Já Horace Finaly foi um dos mestres das finanças francesas durante a Belle Époque e o período entre guerras, dirigindo o Banque de Paris et des Pays-Bas (hoje BNP Paribas). Ele havia estudado com Proust em uma das melhores escolas secundárias de Paris, o Condorcet.

Essas cartas apareceram por ocasião de um leilão na França, em junho de 2021, na casa Aguttes. A Sociedade de Hotéis Literários, empresa que cria hotéis exclusivos inspirados em escritores, comprou então, por € 78 mil, as missivas, cuidadosamente conservadas pela família de Finaly. "Nós não esperávamos isso. Quando eles me mostraram as cartas, fiquei surpreso", acrescentou Thierry Laget.

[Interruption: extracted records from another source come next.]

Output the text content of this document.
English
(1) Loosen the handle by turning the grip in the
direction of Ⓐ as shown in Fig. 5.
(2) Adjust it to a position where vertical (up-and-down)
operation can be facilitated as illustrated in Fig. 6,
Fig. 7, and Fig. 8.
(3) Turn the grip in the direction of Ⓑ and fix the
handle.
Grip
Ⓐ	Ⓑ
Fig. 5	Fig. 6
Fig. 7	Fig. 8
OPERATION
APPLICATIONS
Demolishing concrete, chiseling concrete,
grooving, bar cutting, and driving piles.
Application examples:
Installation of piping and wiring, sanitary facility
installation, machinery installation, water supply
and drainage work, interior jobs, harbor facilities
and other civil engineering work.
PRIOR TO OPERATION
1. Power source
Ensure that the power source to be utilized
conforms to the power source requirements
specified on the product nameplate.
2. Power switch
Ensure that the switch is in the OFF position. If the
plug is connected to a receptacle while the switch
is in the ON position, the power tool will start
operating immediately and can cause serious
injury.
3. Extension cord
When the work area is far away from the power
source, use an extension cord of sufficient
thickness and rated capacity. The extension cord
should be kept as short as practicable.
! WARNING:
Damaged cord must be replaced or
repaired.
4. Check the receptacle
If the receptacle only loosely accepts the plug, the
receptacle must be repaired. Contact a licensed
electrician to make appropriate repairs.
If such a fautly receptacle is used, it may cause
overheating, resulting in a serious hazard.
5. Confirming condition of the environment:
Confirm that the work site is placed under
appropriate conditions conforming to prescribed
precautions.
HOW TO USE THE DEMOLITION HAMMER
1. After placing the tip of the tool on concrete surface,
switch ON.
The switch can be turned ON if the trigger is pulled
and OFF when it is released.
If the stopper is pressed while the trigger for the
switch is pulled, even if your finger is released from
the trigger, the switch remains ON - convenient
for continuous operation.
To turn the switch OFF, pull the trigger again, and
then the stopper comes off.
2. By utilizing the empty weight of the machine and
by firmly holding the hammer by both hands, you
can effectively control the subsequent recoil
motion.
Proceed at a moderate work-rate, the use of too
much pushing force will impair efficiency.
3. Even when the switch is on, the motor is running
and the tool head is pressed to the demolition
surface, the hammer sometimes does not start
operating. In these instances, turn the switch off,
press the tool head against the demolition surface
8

Única incursão de Proust na Inglaterra

As cartas entre o banqueiro e o escritor contêm outra descoberta: os dois correspondentes viajaram juntos quando jovens para Dover, a única incursão conhecida de Proust na Inglaterra.

As missivas de Proust ao amigo Finaly ajudam a entender a importância desse banqueiro para a solução do incômodo problema chamado Rochat: mandar o jovem para o Brasil. Finaly consegue para ele um emprego em uma delegação do Sudameris, a filial do banco BNP para a América Latina, em Recife. Mas na capital pernambucana, Rochat volta a levar uma vida luxuosa. Acumulava dívidas e depois dizia que "um tal" Proust iria pagá-las um dia.

Genealogistas suíços mergulharam nas pistas desse homem de sobrenome bastante comum. "Por enquanto não o identificamos. Também não temos o retrato dele. Mas como sabemos que no Brasil ele mostrou fotos dele com Proust, elas podem reaparecer um dia", acredita Thierry Laget.

Nenhuma sepultura foi descoberta em seu nome. O último sinal de vida de Henri Rochat foi nos arredores de Parnaíba (PI), onde morava, até desaparecer em 1923.